Durchführungsbeschluss (EU) 2026/457 der Kommission vom 27. Februar 2026 über die Zulassung des Inverkehrbringens von aus der genetisch veränderten Zuckerrübensorte KWS20-1 gewonnenen Lebensmitteln, Lebensmittelzutaten und Futtermitteln gemäß der Verordnung (EG) Nr. 1829/2003 des Europäischen Parlaments und des Rates

(Bekannt gegeben unter Aktenzeichen C(2026) 1262)
(Nur der niederländische und der deutsche Text sind verbindlich)
(Text von Bedeutung für den EWR)

(ABl. L 2026/457 vom 03.03.2026)



Ergänzende Informationen
Liste über die Zulassung/Erneuerung des Inverkehrbringens von ...

Die Europäische Kommission -

gestützt auf den Vertrag über die Arbeitsweise der Europäischen Union,

gestützt auf die Verordnung (EG) Nr. 1829/2003 des Europäischen Parlaments und des Rates vom 22. September 2003 über genetisch veränderte Lebensmittel und Futtermittel 1, insbesondere auf Artikel 7 Absatz 3 und Artikel 19 Absatz 3,

in Erwägung nachstehender Gründe:

(1) Am 30. Mai 2023 stellten Bayer Agriculture B.V. mit Sitz in Belgien im Namen von Bayer CropScience LP mit Sitz in den Vereinigten Staaten und KWS SAAT SE & Co. KGaa mit Sitz in Deutschland (im Folgenden "Antragsteller") bei der zuständigen niederländischen Behörde gemäß den Artikeln 5 und 17 der Verordnung (EG) Nr. 1829/2003 einen Antrag auf das Inverkehrbringen von aus der genetisch veränderten Zuckerrübensorte KWS20-1 gewonnenen Lebensmitteln, Lebensmittelzutaten und Futtermitteln (im Folgenden "Antrag").

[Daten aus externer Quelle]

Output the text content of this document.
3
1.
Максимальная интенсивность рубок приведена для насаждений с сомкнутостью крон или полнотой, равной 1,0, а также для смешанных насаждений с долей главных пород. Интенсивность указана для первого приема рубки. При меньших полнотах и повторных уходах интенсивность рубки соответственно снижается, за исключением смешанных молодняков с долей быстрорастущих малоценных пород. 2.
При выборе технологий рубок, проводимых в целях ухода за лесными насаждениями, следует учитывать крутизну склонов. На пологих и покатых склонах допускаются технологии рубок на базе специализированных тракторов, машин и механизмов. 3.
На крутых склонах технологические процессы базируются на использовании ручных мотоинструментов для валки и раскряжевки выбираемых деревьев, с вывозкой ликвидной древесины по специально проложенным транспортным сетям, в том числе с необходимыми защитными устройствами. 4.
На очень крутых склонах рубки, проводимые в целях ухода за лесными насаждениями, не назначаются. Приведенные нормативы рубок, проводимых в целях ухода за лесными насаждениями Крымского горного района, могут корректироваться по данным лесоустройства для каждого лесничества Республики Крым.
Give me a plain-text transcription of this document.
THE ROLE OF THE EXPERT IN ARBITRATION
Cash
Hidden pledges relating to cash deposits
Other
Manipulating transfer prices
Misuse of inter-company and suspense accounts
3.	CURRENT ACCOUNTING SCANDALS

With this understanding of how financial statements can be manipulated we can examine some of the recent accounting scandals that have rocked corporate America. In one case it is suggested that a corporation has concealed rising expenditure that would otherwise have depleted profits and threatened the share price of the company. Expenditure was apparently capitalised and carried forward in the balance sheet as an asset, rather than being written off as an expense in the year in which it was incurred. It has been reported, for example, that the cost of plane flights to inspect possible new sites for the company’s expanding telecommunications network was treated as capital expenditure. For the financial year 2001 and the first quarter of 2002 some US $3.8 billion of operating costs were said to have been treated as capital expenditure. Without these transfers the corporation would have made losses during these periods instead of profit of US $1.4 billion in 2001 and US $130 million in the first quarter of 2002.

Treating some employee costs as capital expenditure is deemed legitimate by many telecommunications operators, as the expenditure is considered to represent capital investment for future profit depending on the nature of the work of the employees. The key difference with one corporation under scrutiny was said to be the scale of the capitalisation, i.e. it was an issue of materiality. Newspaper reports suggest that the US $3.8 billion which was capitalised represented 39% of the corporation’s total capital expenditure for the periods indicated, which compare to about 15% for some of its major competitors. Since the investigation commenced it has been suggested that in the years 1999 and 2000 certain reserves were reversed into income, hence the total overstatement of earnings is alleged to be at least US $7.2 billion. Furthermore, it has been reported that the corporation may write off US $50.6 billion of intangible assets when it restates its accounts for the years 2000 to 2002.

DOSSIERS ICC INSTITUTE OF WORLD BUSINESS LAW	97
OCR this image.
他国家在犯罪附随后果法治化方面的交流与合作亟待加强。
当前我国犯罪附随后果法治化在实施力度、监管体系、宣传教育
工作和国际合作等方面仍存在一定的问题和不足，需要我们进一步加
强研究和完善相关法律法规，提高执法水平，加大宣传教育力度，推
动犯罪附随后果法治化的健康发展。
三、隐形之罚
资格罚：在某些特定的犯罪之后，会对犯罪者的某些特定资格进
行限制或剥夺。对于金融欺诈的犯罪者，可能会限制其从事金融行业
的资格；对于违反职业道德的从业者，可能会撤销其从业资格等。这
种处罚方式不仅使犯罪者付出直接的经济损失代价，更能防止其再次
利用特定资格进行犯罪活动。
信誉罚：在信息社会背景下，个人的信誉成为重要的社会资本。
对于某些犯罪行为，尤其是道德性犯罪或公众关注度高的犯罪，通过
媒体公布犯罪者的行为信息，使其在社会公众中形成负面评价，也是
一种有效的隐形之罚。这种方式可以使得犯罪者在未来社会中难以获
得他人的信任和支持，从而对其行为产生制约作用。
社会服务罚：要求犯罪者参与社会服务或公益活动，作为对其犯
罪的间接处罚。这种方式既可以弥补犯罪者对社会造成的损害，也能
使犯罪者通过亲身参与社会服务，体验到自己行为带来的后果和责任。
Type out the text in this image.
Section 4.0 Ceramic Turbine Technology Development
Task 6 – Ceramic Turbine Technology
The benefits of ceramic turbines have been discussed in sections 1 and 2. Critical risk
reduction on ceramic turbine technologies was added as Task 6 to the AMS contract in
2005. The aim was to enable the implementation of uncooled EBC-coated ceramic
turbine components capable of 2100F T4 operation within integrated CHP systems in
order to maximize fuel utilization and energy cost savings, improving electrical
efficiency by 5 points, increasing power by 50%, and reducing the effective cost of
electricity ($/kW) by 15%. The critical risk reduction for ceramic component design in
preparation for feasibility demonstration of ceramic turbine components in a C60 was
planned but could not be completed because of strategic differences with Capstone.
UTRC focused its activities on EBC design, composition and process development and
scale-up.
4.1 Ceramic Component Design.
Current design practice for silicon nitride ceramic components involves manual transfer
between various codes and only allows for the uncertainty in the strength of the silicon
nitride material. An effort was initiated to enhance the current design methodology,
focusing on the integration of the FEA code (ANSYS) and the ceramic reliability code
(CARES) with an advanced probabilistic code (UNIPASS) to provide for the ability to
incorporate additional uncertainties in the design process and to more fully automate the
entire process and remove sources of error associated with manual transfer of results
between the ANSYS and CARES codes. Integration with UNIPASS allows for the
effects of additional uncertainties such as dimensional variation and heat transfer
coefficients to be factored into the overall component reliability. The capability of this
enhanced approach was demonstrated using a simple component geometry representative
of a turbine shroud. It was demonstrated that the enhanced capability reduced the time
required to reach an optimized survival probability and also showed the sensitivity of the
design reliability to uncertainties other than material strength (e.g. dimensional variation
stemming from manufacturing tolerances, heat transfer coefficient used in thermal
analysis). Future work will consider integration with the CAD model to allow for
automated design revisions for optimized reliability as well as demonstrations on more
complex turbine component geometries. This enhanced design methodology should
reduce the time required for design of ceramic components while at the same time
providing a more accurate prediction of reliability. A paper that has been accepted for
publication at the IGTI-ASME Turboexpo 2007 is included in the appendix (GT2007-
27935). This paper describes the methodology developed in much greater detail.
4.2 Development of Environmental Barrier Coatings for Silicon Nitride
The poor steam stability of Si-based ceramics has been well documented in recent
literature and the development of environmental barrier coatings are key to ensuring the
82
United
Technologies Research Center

(2) Am 12. Mai 2025 gab die Europäische Behörde für Lebensmittelsicherheit (im Folgenden "Behörde") gemäß den Artikeln 6 und 18 der Verordnung (EG) Nr. 1829/2003 eine befürwortende wissenschaftliche Stellungnahme 2 zu genetisch veränderten Zuckerrüben KWS20-1 ab. Die Behörde gelangte zu dem Schluss, dass genetisch veränderte Zuckerrüben KWS20-1 gemäß der Beschreibung im Antrag hinsichtlich möglicher Auswirkungen auf die Gesundheit von Mensch und Tier sowie auf die Umwelt genauso sicher ist wie das entsprechende herkömmliche Erzeugnis und die getesteten nicht genetisch veränderten Referenz-Zuckerrübensorten. Des Weiteren zog die Behörde den Schluss, dass der Verzehr von aus der genetisch veränderten Zuckerrübensorte KWS20-1 gewonnenen Lebensmitteln und Futtermitteln aus ernährungsphysiologischer Sicht unbedenklich ist.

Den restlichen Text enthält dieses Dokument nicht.